During his stay in Virginia, Tyler was given the news that Harrison had become the first American commander-in-chief to die in office, just 31 days after the inauguration.
Upon returning to the nation’s capital, Tyler took the presidential oath, which angered strict constructionists who argued that the Constitution only specified that, when a president died, the vice president would inherit presidential “powers and duties”—not the office itself.
Tyler made fun of Secretary of State Daniel Webster when he informed him that Harrison had agreed to abide by the majority decision of the cabinet on any policy matter—even if he was personally opposed.
“I can never consent to being dictated to,” he informed his cabinet. “I am the president, and I shall be responsible for my administration,” assuring that he would neither serve as an interim “acting president” nor carry out all of his predecessor’s agenda, which included re-establishment of a national bank and protective tariffs.
This act infuriated the Whig leaders, in particular Senator Henry Clay.
After he twice vetoed Clay’s bill to re-establish a national bank, supporters of the senator forced open the White House gates, hurled stones at the presidential mansion, shouting “Groans for the traitor!”
The Whigs expelled the president from the party and tried to evict him from the White House altogether after vetoing yet another one of their bills.
Former president John Quincy Adams wrote that the tenth president was “in direct violation both of the grammar and context of the Constitution,” and eight senators voted against a resolution recognizing him as the new president.
“Popularity, I have always thought, may aptly be compared to a coquette—the more you woo her, the more apt is she to elude your embrace,” the tenth president said.
Nonetheless, he failed to gain any popularity, as he succeeded only in alienating politicians on both sides of the aisle.
The New York Times described him as "the most unpopular public man that had ever held any office in the United States."
Some of the tenth president’s successors didn’t think very highly of him either, as Harry Truman called him “one of the presidents we could have done without.”

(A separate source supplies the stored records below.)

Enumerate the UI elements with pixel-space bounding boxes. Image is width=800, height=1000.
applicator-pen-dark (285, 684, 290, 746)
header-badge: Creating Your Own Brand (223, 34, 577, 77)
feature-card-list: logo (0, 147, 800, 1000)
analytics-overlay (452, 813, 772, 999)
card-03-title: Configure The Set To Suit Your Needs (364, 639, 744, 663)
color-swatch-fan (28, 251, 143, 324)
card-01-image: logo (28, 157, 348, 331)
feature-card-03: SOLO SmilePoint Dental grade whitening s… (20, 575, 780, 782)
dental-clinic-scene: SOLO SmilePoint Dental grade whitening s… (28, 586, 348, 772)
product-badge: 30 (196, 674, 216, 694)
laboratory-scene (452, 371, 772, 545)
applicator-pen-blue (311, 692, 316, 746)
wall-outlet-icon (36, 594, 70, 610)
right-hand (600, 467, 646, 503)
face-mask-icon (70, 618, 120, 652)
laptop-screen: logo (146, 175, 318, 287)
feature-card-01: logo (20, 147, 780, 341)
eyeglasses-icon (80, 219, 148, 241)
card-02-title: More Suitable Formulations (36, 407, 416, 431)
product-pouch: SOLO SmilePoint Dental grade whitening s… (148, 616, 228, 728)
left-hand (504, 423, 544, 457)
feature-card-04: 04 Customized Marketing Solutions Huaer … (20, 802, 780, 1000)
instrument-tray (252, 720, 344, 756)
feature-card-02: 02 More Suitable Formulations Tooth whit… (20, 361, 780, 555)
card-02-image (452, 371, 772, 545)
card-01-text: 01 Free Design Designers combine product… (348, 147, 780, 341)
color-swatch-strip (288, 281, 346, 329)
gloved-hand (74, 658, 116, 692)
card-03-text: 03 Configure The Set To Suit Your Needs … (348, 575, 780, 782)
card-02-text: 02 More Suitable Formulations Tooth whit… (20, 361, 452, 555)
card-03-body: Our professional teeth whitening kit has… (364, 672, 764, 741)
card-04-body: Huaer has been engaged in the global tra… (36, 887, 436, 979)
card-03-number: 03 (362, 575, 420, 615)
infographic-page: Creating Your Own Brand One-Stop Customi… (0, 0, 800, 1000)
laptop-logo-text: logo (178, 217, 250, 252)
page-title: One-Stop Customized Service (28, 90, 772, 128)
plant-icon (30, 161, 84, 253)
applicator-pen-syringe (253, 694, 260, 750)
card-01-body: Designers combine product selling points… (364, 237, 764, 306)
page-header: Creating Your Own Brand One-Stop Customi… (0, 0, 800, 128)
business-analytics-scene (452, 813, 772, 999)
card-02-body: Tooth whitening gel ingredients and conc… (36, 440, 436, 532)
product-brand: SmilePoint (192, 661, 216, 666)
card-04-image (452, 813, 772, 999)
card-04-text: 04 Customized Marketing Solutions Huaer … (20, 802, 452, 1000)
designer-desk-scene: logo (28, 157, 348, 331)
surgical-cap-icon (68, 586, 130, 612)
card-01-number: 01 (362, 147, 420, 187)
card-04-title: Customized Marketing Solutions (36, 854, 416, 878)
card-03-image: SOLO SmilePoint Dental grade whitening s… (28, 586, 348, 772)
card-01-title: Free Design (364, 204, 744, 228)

“He has been called a mediocre man; but this is unwarranted flattery,” Theodore Roosevelt said . “He was a politician of monumental littleness.”
C-SPAN’s 2017 Presidential Historians Survey ranked him in the bottom five presidents, along with Warren Harding, Franklin Pierce, Andrew Johnson and James Buchanan.
He died in 1862 due to health condition; however, his death was the only one in presidential history not to be officially recognized in Washington, because of his allegiance to the Confederate States of America.